I started dating Johnny around 1995 when we both worked for a small cab company, as dispatchers. The company was small enough that they were not required to offer insurance to their employees. (Cab drivers here in AZ are all sub-contractors that are not considered employees) I knew that he had diabetes and thought he was controlling it. We eventually moved in together to pool our meager resources to make ends meet. At the time he was making $10.50/hr and I was making $6.75/hr. (He had been dispatching there for nearly 10 years by this time). He was also delivering newspapers on a route for extra money.
After a couple years of scraping by, he decided that he would go back to cab driving, where he wouldn’t have a limit of hours or money that he could make. After dispatching for that long, he knew the ebb and flow of the calls & locations of the better calls. At the same time, he continued delivering newspapers to keep the money from that job coming in as well. I used to wonder what people thought to see a cab driving down their street to deliver the daily newspaper.
I eventually found a better job that provided a higher wage and some medical insurance. Since we were not married yet, I couldn’t put him on my insurance, but at least my son and I were covered. One day we were visiting Johnny’s sister, and I asked if I could check Johnny’s blood sugar, since we couldn’t even afford testing strips. Normal levels are between 80-100. Johnny’s blood sugar level was 588. Yes, almost 6x the normal levels. He said “That’s not right, I feel fine.” I knew better and knew that it was going to mean rough consequences down the road. I also knew that he wasn’t “fine.” We got married on /17/1998 and I was able to add him to my insurance, but the damage was done.

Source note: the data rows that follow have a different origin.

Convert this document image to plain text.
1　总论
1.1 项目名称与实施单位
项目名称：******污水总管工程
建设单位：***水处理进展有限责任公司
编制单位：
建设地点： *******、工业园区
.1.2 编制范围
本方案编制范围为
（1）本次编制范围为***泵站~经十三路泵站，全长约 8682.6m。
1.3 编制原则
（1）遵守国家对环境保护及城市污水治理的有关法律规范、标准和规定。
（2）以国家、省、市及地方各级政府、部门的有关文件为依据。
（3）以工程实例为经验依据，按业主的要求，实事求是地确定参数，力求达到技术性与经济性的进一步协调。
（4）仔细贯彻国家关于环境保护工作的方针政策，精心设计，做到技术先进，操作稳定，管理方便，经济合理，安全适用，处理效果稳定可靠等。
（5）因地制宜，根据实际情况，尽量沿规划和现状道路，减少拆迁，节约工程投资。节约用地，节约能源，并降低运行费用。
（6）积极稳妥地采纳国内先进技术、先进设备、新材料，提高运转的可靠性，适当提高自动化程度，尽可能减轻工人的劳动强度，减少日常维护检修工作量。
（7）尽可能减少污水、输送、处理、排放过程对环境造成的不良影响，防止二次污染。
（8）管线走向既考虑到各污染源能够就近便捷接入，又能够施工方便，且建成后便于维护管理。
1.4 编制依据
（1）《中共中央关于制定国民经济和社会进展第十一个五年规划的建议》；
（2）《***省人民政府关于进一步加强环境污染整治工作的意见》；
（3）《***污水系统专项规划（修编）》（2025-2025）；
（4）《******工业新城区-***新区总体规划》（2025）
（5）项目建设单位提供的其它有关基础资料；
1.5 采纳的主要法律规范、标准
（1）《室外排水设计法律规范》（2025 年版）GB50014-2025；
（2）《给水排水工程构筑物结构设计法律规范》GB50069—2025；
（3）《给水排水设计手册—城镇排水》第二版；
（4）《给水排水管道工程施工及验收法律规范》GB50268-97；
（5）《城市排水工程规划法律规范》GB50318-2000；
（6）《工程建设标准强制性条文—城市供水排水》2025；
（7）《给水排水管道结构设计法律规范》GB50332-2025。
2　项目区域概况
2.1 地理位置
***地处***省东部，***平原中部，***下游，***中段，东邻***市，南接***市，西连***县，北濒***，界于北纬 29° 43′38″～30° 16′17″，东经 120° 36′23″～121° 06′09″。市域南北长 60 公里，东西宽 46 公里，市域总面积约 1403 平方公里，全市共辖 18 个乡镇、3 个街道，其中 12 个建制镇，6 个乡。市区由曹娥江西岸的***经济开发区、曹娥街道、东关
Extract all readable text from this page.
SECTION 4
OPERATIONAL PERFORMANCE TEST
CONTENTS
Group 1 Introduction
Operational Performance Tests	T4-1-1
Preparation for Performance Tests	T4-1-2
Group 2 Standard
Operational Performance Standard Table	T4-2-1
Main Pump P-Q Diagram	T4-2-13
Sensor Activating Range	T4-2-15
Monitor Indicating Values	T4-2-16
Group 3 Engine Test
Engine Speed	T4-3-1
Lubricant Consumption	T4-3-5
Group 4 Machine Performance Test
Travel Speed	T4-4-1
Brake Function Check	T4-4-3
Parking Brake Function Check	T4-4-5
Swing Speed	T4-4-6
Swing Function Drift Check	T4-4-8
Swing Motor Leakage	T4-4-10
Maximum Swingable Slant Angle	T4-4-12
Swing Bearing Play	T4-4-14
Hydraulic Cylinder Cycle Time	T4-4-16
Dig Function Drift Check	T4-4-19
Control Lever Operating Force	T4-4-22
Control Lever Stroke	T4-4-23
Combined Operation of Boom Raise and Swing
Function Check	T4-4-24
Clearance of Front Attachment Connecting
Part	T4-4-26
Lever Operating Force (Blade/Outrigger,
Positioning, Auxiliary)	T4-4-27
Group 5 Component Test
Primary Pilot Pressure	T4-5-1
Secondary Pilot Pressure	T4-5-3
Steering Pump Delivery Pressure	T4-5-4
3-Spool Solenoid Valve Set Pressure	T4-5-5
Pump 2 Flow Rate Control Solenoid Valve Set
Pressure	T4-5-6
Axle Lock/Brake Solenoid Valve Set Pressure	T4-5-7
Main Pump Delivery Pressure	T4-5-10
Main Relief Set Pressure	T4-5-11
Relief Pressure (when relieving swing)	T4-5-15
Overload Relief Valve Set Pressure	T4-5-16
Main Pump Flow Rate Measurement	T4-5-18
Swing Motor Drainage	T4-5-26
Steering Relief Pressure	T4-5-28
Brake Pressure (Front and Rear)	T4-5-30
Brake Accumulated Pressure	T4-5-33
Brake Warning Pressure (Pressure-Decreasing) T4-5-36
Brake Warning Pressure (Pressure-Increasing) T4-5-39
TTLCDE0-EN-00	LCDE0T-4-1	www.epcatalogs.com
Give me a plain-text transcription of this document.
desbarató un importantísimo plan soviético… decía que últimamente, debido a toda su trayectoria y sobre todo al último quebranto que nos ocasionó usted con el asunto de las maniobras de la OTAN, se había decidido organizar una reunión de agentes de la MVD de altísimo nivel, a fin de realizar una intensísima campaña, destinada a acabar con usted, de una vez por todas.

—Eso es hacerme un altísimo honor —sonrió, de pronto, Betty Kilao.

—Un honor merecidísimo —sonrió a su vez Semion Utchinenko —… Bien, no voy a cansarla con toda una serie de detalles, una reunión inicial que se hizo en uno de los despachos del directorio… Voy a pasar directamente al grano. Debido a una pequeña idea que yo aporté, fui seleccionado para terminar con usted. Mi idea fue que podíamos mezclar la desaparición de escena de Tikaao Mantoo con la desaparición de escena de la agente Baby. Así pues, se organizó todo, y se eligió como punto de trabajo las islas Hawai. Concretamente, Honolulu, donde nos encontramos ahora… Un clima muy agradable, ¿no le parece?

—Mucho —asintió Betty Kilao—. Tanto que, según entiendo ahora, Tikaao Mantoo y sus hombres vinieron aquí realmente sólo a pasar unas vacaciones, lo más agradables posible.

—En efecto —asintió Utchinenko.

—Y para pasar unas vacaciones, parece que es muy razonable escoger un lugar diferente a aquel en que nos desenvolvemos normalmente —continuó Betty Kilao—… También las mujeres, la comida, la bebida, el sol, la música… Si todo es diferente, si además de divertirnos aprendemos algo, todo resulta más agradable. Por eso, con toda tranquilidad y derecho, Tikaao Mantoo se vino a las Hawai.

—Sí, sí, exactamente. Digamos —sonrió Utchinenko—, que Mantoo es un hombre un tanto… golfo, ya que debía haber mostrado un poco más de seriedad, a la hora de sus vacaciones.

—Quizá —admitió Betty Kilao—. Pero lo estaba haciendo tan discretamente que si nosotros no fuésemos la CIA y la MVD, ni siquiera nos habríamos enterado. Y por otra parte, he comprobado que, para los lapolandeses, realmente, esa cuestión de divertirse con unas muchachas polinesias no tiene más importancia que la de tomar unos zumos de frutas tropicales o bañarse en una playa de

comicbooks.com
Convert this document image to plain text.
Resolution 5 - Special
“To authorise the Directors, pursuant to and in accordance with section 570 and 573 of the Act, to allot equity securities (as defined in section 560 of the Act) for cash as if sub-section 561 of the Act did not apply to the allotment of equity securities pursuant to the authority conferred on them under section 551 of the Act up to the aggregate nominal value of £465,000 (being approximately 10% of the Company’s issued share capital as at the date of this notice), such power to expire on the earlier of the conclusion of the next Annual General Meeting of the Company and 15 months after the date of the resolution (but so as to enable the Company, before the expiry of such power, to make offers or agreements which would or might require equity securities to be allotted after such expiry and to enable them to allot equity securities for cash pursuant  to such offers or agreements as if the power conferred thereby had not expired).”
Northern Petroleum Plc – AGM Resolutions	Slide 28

As he started finally having access to doctors, we started learning about what the high blood sugar was doing to every single organ in his body. The worst part was having to tell a cab driver, who loved to drive that he had become a danger to everyone around him because he couldn’t see well enough to tell if a street light was red or green in time if he was going 40 MPH. He’d been a very active person, always driving, but ended up nearly a shut-in, other than to go to the doctors or the hospital.
With the other health issues, he was seeing a lot of different specialists:
- Cardiovascular Specialist
- Pulmonary Specialist
- Psychologist (being sick for years is depressing)
- His Primary Care Doctor who could ONLY keep up with what all of the other doctors were doing because of my notes during the doctor appointments (which I let all of the doctors review each visit.) There was a point in time where he was seeing a different doctor nearly every single day of the week, visiting each one every one – two weeks, as his condition was steadily declining.
The list of “Co-morbidities” was growing faster than we could keep track of them. I’ve probably forgotten a couple of them, as it’s been a decade.
- Diabetic Neuropathy
- Diabetic Retinopathy
- Partial Paralysis of the Upper GI system
- Hepatitis B
- Thinning of the Epidermis layer of skin.
- Valley Fever
- End Stage Renal Disease (Kidney failure / Dialysis
- Stage 4 Colon Cancer (discovered 2/5/2002)
- Tumor removed (2/7/2002)
- Released from hospital (2/14/2002) on Hospice
He Died 2/24/2002 at Age 46
End Stage Renal Disease alone costs $9,760 per person per month, according to Medicare (CMS) data. ($117,120/year or $234,240 for the last two years of Johnny’s life.) That’s after the $60,000 fistula surgery that connected a vein to an artery in
his lower arm, to make it easier to hook up to the dialysis machine. (Think Julia Roberts in Fried Green Tomatoes, when her character needed to start dialysis.)
Other people who have End-Stage Renal Disease live many years longer, and this cost is only one portion of the costs of being a Diabetic without insurance.